The internal codecs of the 3GP format reflect the technological evolution of mobile video compression systems. H.263, the most common codec in first-era 3GPs (2003-2007), was developed by ITU-T as an optimized version for transmission over low-bandwidth channels. Originally designed for videoconferencing (H.320), H.263 was adapted for mobile video with sub-QCIF (128x96) and QCIF (176x144) resolutions. MPEG-4 Part 2 (also known as MPEG-4 ASP, Advanced Simple Profile) was the transitional codec used in mid-to-high range phones between 2005 and 2008: implementations like DivX 4.x and Xvid are variants of MPEG-4 Part 2. Finally, H.264/AVC was introduced in 3GPP Release 6 and represented an enormous qualitative leap: Nokia N-Series and Sony Ericsson Cybershot K850i recorded 3GP with H.264 Baseline Profile at 30fps at VGA resolution. For audio, AMR-NB (Adaptive Multi-Rate Narrowband) was the universal codec: operating at 8 kHz sampling rate (telephone quality), 8 bits per sample, with variable bitrates between 4.75 and 12.2 kbps. AMR-NB was explicitly designed for GSM networks and its low bitrate made it ideal for MMS. In higher-quality 3GP files you find AMR-WB (16 kHz, comparable to AM radio) or directly AAC-LC for advanced phones.

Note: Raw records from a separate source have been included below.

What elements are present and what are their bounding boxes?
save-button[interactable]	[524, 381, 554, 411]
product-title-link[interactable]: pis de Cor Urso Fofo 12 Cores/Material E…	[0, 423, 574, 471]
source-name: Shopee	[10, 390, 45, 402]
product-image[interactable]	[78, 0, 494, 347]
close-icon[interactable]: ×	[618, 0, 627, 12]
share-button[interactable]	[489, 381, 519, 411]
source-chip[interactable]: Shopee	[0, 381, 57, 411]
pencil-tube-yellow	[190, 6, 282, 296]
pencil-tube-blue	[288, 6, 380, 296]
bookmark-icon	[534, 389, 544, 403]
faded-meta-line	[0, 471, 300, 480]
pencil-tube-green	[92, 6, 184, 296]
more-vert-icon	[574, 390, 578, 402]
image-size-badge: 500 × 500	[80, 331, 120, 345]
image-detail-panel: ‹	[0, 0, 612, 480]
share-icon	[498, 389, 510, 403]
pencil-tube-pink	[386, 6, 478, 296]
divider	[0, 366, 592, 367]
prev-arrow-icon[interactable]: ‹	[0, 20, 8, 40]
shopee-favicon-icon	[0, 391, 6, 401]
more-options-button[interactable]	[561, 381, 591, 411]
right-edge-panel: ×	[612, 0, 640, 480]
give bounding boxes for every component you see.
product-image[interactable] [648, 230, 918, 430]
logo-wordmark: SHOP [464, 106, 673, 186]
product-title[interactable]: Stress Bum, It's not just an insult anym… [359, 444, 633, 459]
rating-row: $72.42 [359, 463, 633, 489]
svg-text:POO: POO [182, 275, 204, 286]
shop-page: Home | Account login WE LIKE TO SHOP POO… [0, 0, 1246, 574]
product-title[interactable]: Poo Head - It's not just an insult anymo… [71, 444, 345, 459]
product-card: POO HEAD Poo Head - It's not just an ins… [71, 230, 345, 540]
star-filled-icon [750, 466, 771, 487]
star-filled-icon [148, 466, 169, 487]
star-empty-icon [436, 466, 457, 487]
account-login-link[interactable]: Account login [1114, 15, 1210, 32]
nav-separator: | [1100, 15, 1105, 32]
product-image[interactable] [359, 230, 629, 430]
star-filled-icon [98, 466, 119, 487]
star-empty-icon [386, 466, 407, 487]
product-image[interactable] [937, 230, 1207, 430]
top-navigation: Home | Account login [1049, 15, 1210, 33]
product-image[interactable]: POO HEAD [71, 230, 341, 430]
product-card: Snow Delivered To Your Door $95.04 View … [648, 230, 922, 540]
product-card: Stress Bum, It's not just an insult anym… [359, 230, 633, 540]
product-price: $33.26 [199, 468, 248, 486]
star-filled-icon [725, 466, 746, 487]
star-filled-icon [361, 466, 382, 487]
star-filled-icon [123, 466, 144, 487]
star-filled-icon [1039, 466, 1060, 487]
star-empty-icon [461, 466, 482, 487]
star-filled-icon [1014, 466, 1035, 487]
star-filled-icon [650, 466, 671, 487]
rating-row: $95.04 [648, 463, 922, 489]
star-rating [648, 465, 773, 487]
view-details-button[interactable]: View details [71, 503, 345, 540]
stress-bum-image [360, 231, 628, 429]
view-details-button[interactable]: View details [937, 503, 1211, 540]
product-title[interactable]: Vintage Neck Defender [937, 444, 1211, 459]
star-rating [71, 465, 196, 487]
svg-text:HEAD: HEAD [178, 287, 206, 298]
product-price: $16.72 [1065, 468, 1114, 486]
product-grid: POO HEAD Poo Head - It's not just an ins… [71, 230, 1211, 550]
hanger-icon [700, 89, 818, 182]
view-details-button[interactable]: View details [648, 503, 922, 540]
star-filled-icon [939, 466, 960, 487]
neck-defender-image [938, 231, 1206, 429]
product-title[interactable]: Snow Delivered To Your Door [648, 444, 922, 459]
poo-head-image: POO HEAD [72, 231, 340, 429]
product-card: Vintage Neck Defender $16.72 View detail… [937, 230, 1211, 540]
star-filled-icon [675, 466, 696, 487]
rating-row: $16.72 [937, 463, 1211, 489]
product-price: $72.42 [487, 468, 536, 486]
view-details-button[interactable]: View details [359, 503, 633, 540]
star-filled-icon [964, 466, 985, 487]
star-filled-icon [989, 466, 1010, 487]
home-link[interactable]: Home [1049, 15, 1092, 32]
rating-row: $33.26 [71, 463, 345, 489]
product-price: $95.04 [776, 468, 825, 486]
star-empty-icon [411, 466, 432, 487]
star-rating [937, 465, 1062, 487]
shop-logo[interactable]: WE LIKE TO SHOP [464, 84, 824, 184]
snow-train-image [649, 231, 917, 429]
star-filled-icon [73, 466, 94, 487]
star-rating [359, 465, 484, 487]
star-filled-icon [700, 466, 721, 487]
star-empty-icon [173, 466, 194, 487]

Converting 3GP to MP4 with FFmpeg is generally straightforward, though there are special cases requiring attention. The basic command is: ffmpeg -i input.3gp -c:v libx264 -crf 23 -c:a aac -b:a 128k output.mp4. If the 3GP contains H.264 internally (3GPP Release 6+), you can do stream copy: ffmpeg -i input.3gp -c:v copy -c:a aac output.mp4. For upscaling with high-quality Lanczos filter: ffmpeg -i input.3gp -vf scale=640:480:flags=lanczos -c:v libx264 -crf 20 -c:a aac -b:a 128k output.mp4. To batch convert 3GP files: for f in *.3gp; do ffmpeg -i "$f" -c:v libx264 -crf 23 -c:a aac -b:a 128k "${f%.3gp}.mp4"; done. A frequent problem with very old 3GP files is incorrect or missing duration metadata; FFmpeg handles this automatically. If you encounter a 3GP that FFmpeg cannot read directly (common with proprietary Nokia implementations), adding the flag -analyzeduration 100M -probesize 100M usually resolves the issue by giving the stream detector more time. To recover audio from 3GP when video is corrupted: ffmpeg -i input.3gp -vn -c:a aac output.aac. The best upscaling results are obtained by combining Lanczos scaling with FFmpeg's unsharp filter to recover sharpness: -vf scale=640:480:flags=lanczos,unsharp=3:3:0.5.